Ромашкина стал бить кашель, он застонал от боли, но сознание было ясное.
– Нет, я все помню… Я же там был… Кых-кых.
Комбат моргал ему глазами: молчи, мол, не будь дураком. И Ромашкин понял.
Когда Линтварев куда-то вышел, Городецкий сказал:
– Ты поосторожнее с такими словами. Не то отправят тебя куда-нибудь подальше и в противоположную сторону от передовой.

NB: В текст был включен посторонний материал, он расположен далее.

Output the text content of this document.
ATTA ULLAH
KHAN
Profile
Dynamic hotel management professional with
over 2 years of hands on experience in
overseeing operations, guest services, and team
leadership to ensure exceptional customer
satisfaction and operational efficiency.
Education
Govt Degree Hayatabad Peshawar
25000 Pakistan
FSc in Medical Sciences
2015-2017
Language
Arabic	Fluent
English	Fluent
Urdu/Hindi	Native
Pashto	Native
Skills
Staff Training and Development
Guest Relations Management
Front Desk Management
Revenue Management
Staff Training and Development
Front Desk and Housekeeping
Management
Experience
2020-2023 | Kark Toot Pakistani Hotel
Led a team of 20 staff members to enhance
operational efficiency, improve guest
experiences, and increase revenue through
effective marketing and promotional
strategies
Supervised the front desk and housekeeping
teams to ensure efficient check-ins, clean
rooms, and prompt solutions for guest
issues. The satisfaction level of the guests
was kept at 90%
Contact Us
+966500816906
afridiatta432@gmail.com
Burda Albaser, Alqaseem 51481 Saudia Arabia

– Почему вы всегда о передовой говорите как-то странно.
Городецкий улыбнулся, обнажив прокуренные желтые зубы, и стал рассказывать:
– С этим делом так было. Я служил на Дальнем Востоке. Ну, как началась война, все стали проситься на фронт. А командир полка никого не отпускал. Да от него это и не зависело. А был он мужик хитрый и всем обещал: «Кто проявит себя хорошо и окажется достойным, буду ходатайствовать об отправке на передовую». На стрельбах я и еще один комбат – капитан Чикунов – отличились. Командир полка сказал перед строем: «Буду ходатайствовать о направлении в действующую армию». А сам, конечно, не выполнил. Вот и пошла меж командиров поговорка – чуть что: «Будем ходатайствовать об отправке на передовую». Надолго прилипли эти слова. И я забыть их не могу.
Добрейшая Мария Никифоровна принесла Ромашкину из деревни домашнего молока, нагрела его, добавила «нутряного» сала и поила, приговаривая:
– Нутряное сало как рукой всю болезнь сымет. А молоко настоящее, не порошковое. В порошковом никакой силы нет. Нальешь в него воду – и все: вода была, вода и осталась. Нешто это молоко?
Ромашкину была приятна заботливость Марии Никифоровны. Но втайне он жалел, что за ним ухаживает старенькая нянечка. В большой палате ухаживали за ранеными да и к ним заходили молодые медсестры, с подведенными бровями и кокетливо пристроенными накрахмаленными платочками. Хорошо, если бы такая постояла рядом, поговорила, прикоснулась к лицу или к руке. У Марии Никифоровны косынка тоже белая, только подвязана по-бабьи, узелком под подбородком. Старая нянечка замечала взгляды Василия в сторону молоденьких сестриц и радовалась – совсем ожил парень.
– Скоро на ноги поднимешься, – говорила она, – будем на танцы ходить. Ты со мной будешь фокстротить, так как я выходила тебя.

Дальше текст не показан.